Below we discuss some strong reasons for investing in consumer discretionary ETFs now.

Encouraging Industry Trends

Consumer discretionary has been the best performing sector from a year-to-date look. Notably, the ultra-popular Consumer Discretionary Select Sector SPDR Fund (XLY – ETF report), which tracks the Consumer Discretionary Select Sector Index, is up modestly 0.7%. After all, cheap fuel and rising income are leading to fatty wallets, which along with an improving U.S. economy, better job prospects and increasing consumer confidence are making the segment a great space to stay invested in (see: all the Consumer Discretionary ETFs here).

Consumer spending, which accounts for more than two-thirds of U.S. economic activity, rose 0.4% in August, indicating the improving health of the consumer sector. Additionally, the recent consumer sentiment survey has also been extremely positive with the latest reading surpassing expectations. The monthly Consumer Confidence Index, measured by the Conference Board, climbed to 103 in September from a revised 101.3 in August.

The University of Michigan consumer sentiment index rose to 92.1 in early October from 87.2 in September, indicating that economic recovery is on track despite the twin attacks of a strong dollar and weak global demand that have hurt the industrial sector, especially manufacturing.

Holiday Optimism

With Halloween around the corner and Christmas just eight weeks away, the consumer discretionary sector is expected to gain the most from the holiday shopping season.

The National Retail Federation (NRF) expects sales in November and December (excluding autos, gas and restaurant) to grow at a solid pace of 3.7%. Though this marks a deceleration from the last year’s growth rate of 4.1%, it is well above the 10-year average of 2.5%. A recent survey by Gallup showed that Americans intend to spend an average $812 on gifts this holiday season, up from $781 last year and the highest expected spending since 2007.

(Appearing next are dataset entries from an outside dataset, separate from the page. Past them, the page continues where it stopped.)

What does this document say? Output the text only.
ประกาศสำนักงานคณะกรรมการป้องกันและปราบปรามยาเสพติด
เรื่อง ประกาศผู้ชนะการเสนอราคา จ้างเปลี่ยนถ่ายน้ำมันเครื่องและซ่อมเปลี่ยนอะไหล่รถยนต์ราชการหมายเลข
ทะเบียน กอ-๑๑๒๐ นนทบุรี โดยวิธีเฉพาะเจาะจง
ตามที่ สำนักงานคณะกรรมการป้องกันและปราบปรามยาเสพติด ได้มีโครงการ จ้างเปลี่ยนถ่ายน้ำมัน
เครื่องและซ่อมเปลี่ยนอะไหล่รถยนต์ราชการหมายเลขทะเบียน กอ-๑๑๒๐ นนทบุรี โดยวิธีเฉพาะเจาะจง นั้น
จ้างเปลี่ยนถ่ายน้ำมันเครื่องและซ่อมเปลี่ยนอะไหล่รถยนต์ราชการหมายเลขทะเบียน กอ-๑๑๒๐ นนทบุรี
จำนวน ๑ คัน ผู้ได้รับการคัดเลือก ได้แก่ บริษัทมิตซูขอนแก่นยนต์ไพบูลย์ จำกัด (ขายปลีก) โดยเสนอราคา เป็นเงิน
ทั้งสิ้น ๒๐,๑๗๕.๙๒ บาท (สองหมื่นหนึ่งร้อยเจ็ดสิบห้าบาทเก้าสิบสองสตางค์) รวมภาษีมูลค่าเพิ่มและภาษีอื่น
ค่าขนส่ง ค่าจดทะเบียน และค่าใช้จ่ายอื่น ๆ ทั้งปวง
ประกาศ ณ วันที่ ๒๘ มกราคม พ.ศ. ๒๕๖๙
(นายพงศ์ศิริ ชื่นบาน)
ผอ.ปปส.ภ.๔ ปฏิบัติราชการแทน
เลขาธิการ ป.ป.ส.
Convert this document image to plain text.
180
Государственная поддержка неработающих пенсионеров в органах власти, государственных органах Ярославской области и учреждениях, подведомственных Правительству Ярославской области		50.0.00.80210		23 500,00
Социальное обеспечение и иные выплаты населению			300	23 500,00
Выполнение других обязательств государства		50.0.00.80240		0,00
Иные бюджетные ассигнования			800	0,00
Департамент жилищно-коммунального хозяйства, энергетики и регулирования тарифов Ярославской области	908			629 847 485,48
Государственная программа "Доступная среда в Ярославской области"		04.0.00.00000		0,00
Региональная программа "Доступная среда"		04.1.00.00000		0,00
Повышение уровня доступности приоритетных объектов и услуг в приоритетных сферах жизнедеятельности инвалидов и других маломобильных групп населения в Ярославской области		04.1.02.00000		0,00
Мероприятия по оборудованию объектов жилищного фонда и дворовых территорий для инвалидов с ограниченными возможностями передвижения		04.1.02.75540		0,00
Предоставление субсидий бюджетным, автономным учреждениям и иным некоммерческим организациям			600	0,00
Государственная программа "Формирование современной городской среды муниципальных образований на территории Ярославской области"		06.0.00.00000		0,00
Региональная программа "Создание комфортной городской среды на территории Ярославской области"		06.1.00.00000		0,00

Positive comments from some of the leading retailers confirmed this trend. In fact, the world’s largest retailer Wal-Mart (WMT – Analyst Report) has kicked in a layaway program two weeks earlier, providing shoppers 90 days’ credit instead of 60 previously while Target (TGT – Analyst Report) has expanded its price-match policy from 5 to 29. Additionally, the second largest courier company FedEx (FDX – Analyst Report) is seeking a 12.4% rise in shipments to a record of 317 million from Black Friday through Christmas Eve.